A carbon capture and storage (CCS) facility near Edmonton has reached a milestone that ranks it the highest of its kind in the world.
The Quest project has stored four million tonnes of carbon dioxide underground since operations started four years ago, more than any other onshore CCS facility with dedicated geological storage, according to data from the Global CCS Institute.
Quest is part of the package of assets that Canadian Natural Resources Limited acquired a majority stake in from Shell Canada and Marathon Oil for $12.74 billion in 2017.
The project is connected to the Scotford Upgrader, which is integrated into Shell’s Scotford refining complex, and as such, Shell continues to be the operator.
The $1.35-billion Quest facility was built with support from the provincial and federal governments; in 2011 Alberta committed $745 million to help fund Quest, which was followed by $120 million from the Government of Canada.
Shell says that the is performing better than expected on a number of metrics including its operating costs and its ability to both capture and store CO2.
“From a technological perspective, I think we’ve de-risked it to a large extent. It’s a very, very safe operation. The real challenge, to be honest, for CCS and CCUS is really more on the business and economics side,” Shell CCS advisor Anne Halladay told JWN.
“This is a new industry and currently it needs some sort of incentive here in the province and globally to get going, but we’re working to get rid of some of those business barriers to deploy more.”
Halladay said that in the early stages of Quest project development, Shell thought it was going to cost significantly more to build and operate, although she admits that the company was conservative in its projections.
“I think what we’ve been able to demonstrate over the past four years is that our costs are coming down. Initially in the project phase 5-10 years ago we thought it was going to cost us about $120/tonne to build and operate this facility.
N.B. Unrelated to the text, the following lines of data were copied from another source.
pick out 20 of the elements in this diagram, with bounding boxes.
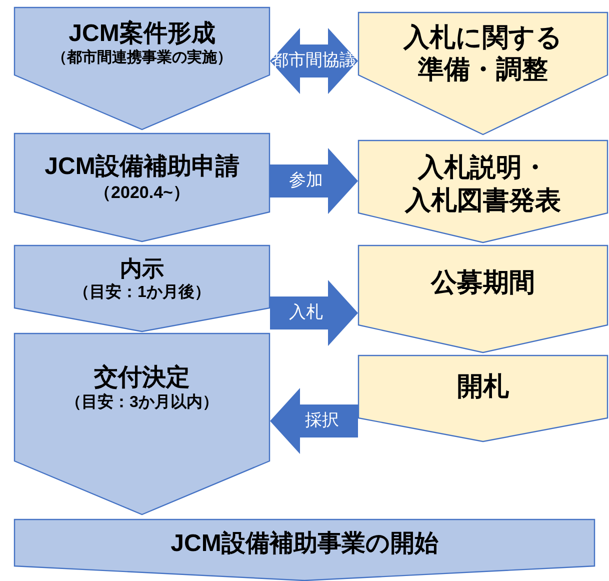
step-note: （目安：3か月以内） <box>66 392 218 412</box>
step-title: 内示 <box>120 255 164 283</box>
block-arrow <box>270 148 358 214</box>
step-title: 入札説明・入札図書発表 <box>405 151 561 216</box>
step-note: （都市間連携事業の実施） <box>52 49 232 68</box>
step-title: JCM案件形成 <box>68 19 216 49</box>
step-title: 公募期間 <box>431 266 535 299</box>
step-title: 開札 <box>457 370 509 402</box>
edge-label: 参加 <box>289 170 323 192</box>
edge-label: 採択 <box>305 410 339 432</box>
step-title: 交付決定 <box>94 362 190 392</box>
block-arrow <box>270 388 358 454</box>
block-arrow <box>270 280 358 346</box>
block-arrow <box>270 28 358 94</box>
step-note: （目安：1か月後） <box>74 282 210 303</box>
step-title: 入札に関する準備・調整 <box>404 20 562 86</box>
step-title: JCM設備補助申請 <box>44 152 240 182</box>
edge-label: 入札 <box>289 302 323 324</box>
step-title: JCM設備補助事業の開始 <box>170 529 438 559</box>
step-note: （2020.4~） <box>94 182 190 204</box>
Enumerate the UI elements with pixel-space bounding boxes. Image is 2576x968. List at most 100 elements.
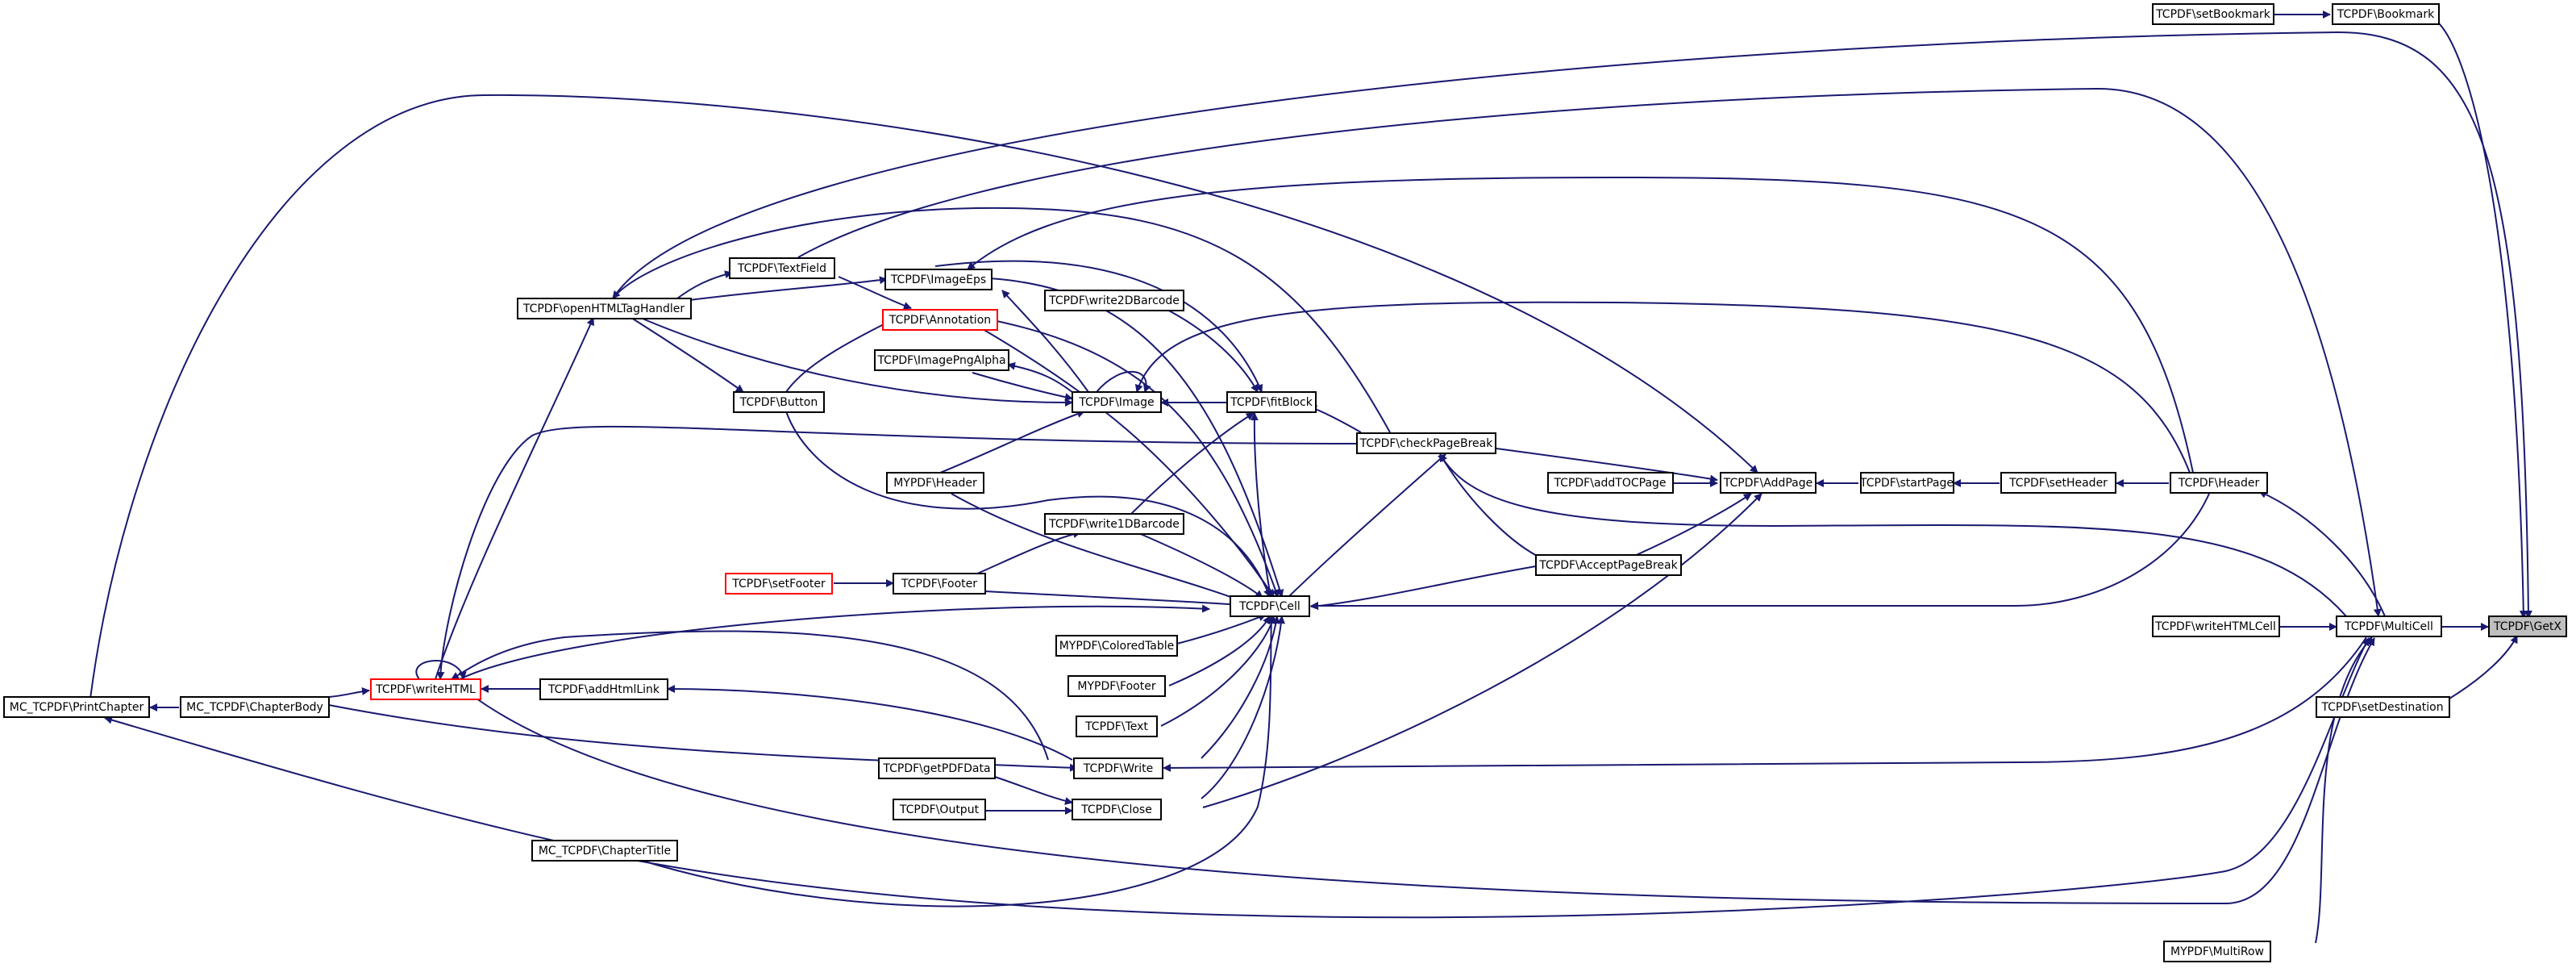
node-fitblock[interactable]: TCPDF\fitBlock xyxy=(1226,391,1317,413)
node-cell[interactable]: TCPDF\Cell xyxy=(1230,595,1310,617)
node-label: TCPDF\setHeader xyxy=(2008,477,2108,490)
node-bookmark[interactable]: TCPDF\Bookmark xyxy=(2332,3,2440,25)
node-openhtmltaghandler[interactable]: TCPDF\openHTMLTagHandler xyxy=(517,298,692,319)
node-label: TCPDF\startPage xyxy=(1859,477,1954,490)
edge-writehtml-multicell xyxy=(467,637,2375,905)
node-textfield[interactable]: TCPDF\TextField xyxy=(729,257,835,279)
node-getpdfdata[interactable]: TCPDF\getPDFData xyxy=(878,757,996,779)
node-label: TCPDF\TextField xyxy=(737,262,826,275)
node-header[interactable]: TCPDF\Header xyxy=(2170,472,2268,494)
node-label: TCPDF\getPDFData xyxy=(882,762,990,775)
node-addhtmllink[interactable]: TCPDF\addHtmlLink xyxy=(539,678,668,700)
node-label: TCPDF\Footer xyxy=(901,578,977,590)
node-close[interactable]: TCPDF\Close xyxy=(1072,799,1162,820)
edge-openhtml-checkpb xyxy=(612,207,1391,433)
node-annotation[interactable]: TCPDF\Annotation xyxy=(882,309,998,331)
node-text[interactable]: TCPDF\Text xyxy=(1076,716,1158,737)
edge-header-cell xyxy=(1310,493,2210,610)
node-output[interactable]: TCPDF\Output xyxy=(893,799,986,820)
edge-writehtml-checkpb xyxy=(436,425,1363,680)
node-acceptpagebreak[interactable]: TCPDF\AcceptPageBreak xyxy=(1535,554,1682,576)
node-coloredtable[interactable]: MYPDF\ColoredTable xyxy=(1055,635,1178,657)
edge-bookmark-getx xyxy=(2436,20,2528,619)
edge-printchapter-addpage xyxy=(89,94,1758,699)
edge-header-image xyxy=(1134,301,2191,474)
edge-writehtml-openhtml xyxy=(435,317,594,680)
node-addtocpage[interactable]: TCPDF\addTOCPage xyxy=(1547,472,1674,494)
edge-openhtml-image xyxy=(636,315,1073,407)
node-label: TCPDF\setBookmark xyxy=(2155,8,2271,21)
node-startpage[interactable]: TCPDF\startPage xyxy=(1859,472,1954,494)
node-printchapter[interactable]: MC_TCPDF\PrintChapter xyxy=(3,696,150,718)
node-label: MYPDF\MultiRow xyxy=(2170,945,2264,958)
edge-multicell-header xyxy=(2258,490,2386,617)
edge-cell-checkpb xyxy=(1288,453,1446,598)
node-write[interactable]: TCPDF\Write xyxy=(1073,757,1163,779)
edge-mypdfheader-image xyxy=(939,410,1085,474)
edge-openhtml-textfield xyxy=(676,270,733,299)
edge-getpdfdata-close xyxy=(994,776,1073,805)
node-label: MC_TCPDF\PrintChapter xyxy=(10,701,144,714)
node-setfooter[interactable]: TCPDF\setFooter xyxy=(725,573,833,595)
edge-button-cell xyxy=(785,411,1271,598)
edge-checkpb-addpage xyxy=(1496,448,1718,483)
node-label: TCPDF\writeHTML xyxy=(375,683,476,696)
edge-openhtml-button xyxy=(628,315,744,393)
edge-acceptpb-cell xyxy=(1310,565,1537,611)
node-setheader[interactable]: TCPDF\setHeader xyxy=(2000,472,2116,494)
edge-image-imagepngalpha xyxy=(1007,361,1077,396)
edge-image-self xyxy=(1096,370,1151,393)
edge-chaptertitle-multicell xyxy=(628,637,2370,919)
edge-setdestination-getx xyxy=(2449,635,2518,699)
edge-coloredtable-cell xyxy=(1173,613,1267,645)
node-setbookmark[interactable]: TCPDF\setBookmark xyxy=(2152,3,2274,25)
node-addpage[interactable]: TCPDF\AddPage xyxy=(1720,472,1817,494)
edges xyxy=(89,10,2532,944)
edge-imageeps-cell xyxy=(926,276,1284,598)
node-label: TCPDF\AddPage xyxy=(1723,477,1813,490)
node-writehtmlcell[interactable]: TCPDF\writeHTMLCell xyxy=(2152,615,2280,637)
node-label: MC_TCPDF\ChapterTitle xyxy=(539,845,671,857)
node-label: TCPDF\addHtmlLink xyxy=(547,683,660,696)
nodes: TCPDF\GetX TCPDF\setBookmark TCPDF\Bookm… xyxy=(3,3,2567,962)
edge-chaptertitle-printchapter xyxy=(104,716,565,844)
node-write1dbarcode[interactable]: TCPDF\write1DBarcode xyxy=(1044,513,1184,535)
node-label: TCPDF\Header xyxy=(2178,477,2260,490)
edge-image-cell xyxy=(1104,411,1275,598)
node-image[interactable]: TCPDF\Image xyxy=(1072,391,1162,413)
node-multicell[interactable]: TCPDF\MultiCell xyxy=(2336,615,2442,637)
node-label: MYPDF\ColoredTable xyxy=(1059,640,1175,653)
node-label: TCPDF\Text xyxy=(1084,720,1148,733)
edge-close-addpage xyxy=(1202,493,1762,808)
node-writehtml[interactable]: TCPDF\writeHTML xyxy=(370,678,481,700)
node-write2dbarcode[interactable]: TCPDF\write2DBarcode xyxy=(1044,290,1184,311)
node-chaptertitle[interactable]: MC_TCPDF\ChapterTitle xyxy=(531,840,678,862)
edge-checkpb-fitblock xyxy=(1309,405,1362,433)
node-setdestination[interactable]: TCPDF\setDestination xyxy=(2316,696,2450,718)
node-imageeps[interactable]: TCPDF\ImageEps xyxy=(884,269,993,290)
node-label: TCPDF\openHTMLTagHandler xyxy=(522,302,685,315)
edge-acceptpb-addpage xyxy=(1632,493,1752,557)
edge-write-writehtml xyxy=(451,630,1049,761)
edge-mypdfheader-cell xyxy=(951,493,1249,605)
edge-writehtml-cell xyxy=(459,604,1210,680)
node-mypdf-footer[interactable]: MYPDF\Footer xyxy=(1067,675,1166,697)
node-checkpagebreak[interactable]: TCPDF\checkPageBreak xyxy=(1356,432,1496,454)
node-imagepngalpha[interactable]: TCPDF\ImagePngAlpha xyxy=(874,349,1009,371)
node-label: MC_TCPDF\ChapterBody xyxy=(186,701,323,714)
edge-text-cell xyxy=(1160,615,1276,727)
edge-openhtml-getx xyxy=(612,31,2532,619)
node-button[interactable]: TCPDF\Button xyxy=(733,391,825,413)
node-footer[interactable]: TCPDF\Footer xyxy=(893,573,986,595)
edge-write1d-cell xyxy=(1136,532,1263,599)
node-mypdf-header[interactable]: MYPDF\Header xyxy=(886,472,984,494)
node-chapterbody[interactable]: MC_TCPDF\ChapterBody xyxy=(180,696,330,718)
node-label: TCPDF\GetX xyxy=(2493,620,2561,633)
edge-write2d-fitblock xyxy=(1160,306,1259,393)
node-getx[interactable]: TCPDF\GetX xyxy=(2488,615,2567,637)
node-multirow[interactable]: MYPDF\MultiRow xyxy=(2163,941,2271,962)
edge-chaptertitle-cell xyxy=(636,615,1276,908)
edge-header-imageeps xyxy=(967,176,2194,474)
node-label: TCPDF\Write xyxy=(1083,762,1153,775)
edge-multicell-checkpb xyxy=(1439,453,2347,617)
Now we’re finding that costs are more around $80/tonne, so that’s super significant,” she said.
“If we did this again, we think we could even get that lower to $60/tonne.”
That’s also an estimate of the cost to replicate the Quest CCS facility and not for a carbon capture, utilization and storage (CCUS) project that involves a commercial use for the carbon dioxide - something like the Alberta Carbon Trunk Line.
The $900-million ACTL project is currently under construction and expected to start operating in 2020.
When completed, it will be the world’s largest CO2 pipeline. The 240-kilometre pipeline will collect captured CO2 from a fertilizer plant and the new Sturgeon Refinery near Edmonton, and pipe it to mature conventional oilfields near Clive, Alberta.
It is estimated that the CO2 from the pipeline will allow producers to wring an additional one billion barrels of light oil out of mature, largely depleted reservoirs.
ACTL is also expected to sequester up to 1.8 million tonnes of CO2 per year.